Popular culture demands of us that we take treat many things "as read." We see the protagonist climbing out of bed in the morning. We cut to a scene that shows him beginning his day at work. We take as read all the events in between, showering, dressing, eating breakfast and the drive to work. We accept that he did these things. We understand that they are not germane to the story at hand. We are happy to have them elided from the show, to take them as read.
It's amazing how good we are at taking things as read. Even unambitious shows hurl us around with scant exposition and very few sign posts. Suddenly, our protagonist is in a large office building. That's ok. This is probably where he works, we think. We "stayed tuned." If this turns out to be someone else's place of work, we are quite happy to adjust.
We are happy to supply assumptions, and we are amiable about it. We don't think, "office building? Wonder if it's in Rio?" No, if the show has been set in LA, we are happy to assume that this building is in LA. We are just that cooperative. (Or philosophically undemanding.)

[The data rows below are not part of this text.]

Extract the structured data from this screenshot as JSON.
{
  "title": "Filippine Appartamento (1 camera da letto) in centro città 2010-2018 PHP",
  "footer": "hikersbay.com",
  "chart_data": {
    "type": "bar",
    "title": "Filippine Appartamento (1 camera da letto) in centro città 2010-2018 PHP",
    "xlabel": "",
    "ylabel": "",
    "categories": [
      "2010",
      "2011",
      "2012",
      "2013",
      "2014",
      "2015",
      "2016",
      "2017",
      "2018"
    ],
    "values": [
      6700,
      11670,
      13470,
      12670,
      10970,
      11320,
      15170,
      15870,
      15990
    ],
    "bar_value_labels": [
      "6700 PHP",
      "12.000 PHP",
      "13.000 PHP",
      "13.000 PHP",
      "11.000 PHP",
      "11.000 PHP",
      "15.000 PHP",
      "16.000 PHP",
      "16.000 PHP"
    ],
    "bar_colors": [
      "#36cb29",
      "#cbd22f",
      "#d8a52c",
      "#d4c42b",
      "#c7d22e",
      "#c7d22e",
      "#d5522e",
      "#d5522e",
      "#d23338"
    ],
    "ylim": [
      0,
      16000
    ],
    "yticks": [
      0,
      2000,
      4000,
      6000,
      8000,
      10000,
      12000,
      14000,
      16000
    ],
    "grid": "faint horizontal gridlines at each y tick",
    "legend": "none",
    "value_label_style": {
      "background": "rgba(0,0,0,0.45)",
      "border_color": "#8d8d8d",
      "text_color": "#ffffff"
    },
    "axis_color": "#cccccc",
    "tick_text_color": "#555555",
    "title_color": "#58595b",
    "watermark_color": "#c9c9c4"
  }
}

Viewers are active, even when they are not fans. They are active even when they are not especially literate in matters of media. That's what it is to belong to our culture. We are highly skilled at taking things as read (TTAR).
But TTAR can be dangerous. Once we have accepted the editing it performs on the story, what's to stop us from editing too. We see a scene taking shape, two people arguing, perhaps, what's to stop us from saying, "Got it. Argument. Let's just take this as read and move on."
A virulent form of TTAR can consume the entire show. We need only see the characters and the opening scene to think, "Very well. Good guys. Bad Guys. Conflict. Resolution. Theme music. Fade to TTAR."
Indeed the more formed a show is by genre, the more likely we are to respond by issuing a summary TTAR order. Because if we know the genre, and the show is genre bound, we can say quite precisely what's going to happen. Take a show like Law and Order, this is so very predetermined that it's a wonder that anyone bothers to watch it anymore. (But of course we do. A mystery for another time.)
I have watched two espisodes of V. This is a show with lots going for it, including several great performances, but it does feel a little predictable, a little confined. Some way into the second espisode, I could hear myself thinking: "Good guys. Bad guys. From outer space. Conflict. Resolution. …" God, even the criticism begs for abbreviation. This "visitation" genre is now well known. Visitors with terrible powers of control… The plucky band of humans who resist… How many times have we seen this played out? And where can they go with it? It doesn't feel like there are many options here. This genre might be relatively new but it's beginning to feel like its already hollowed out. V feels like a show straight out of the TTAR pits of formulaic television.
I could be wrong, and I hope I am. But I don't believe V will flourish.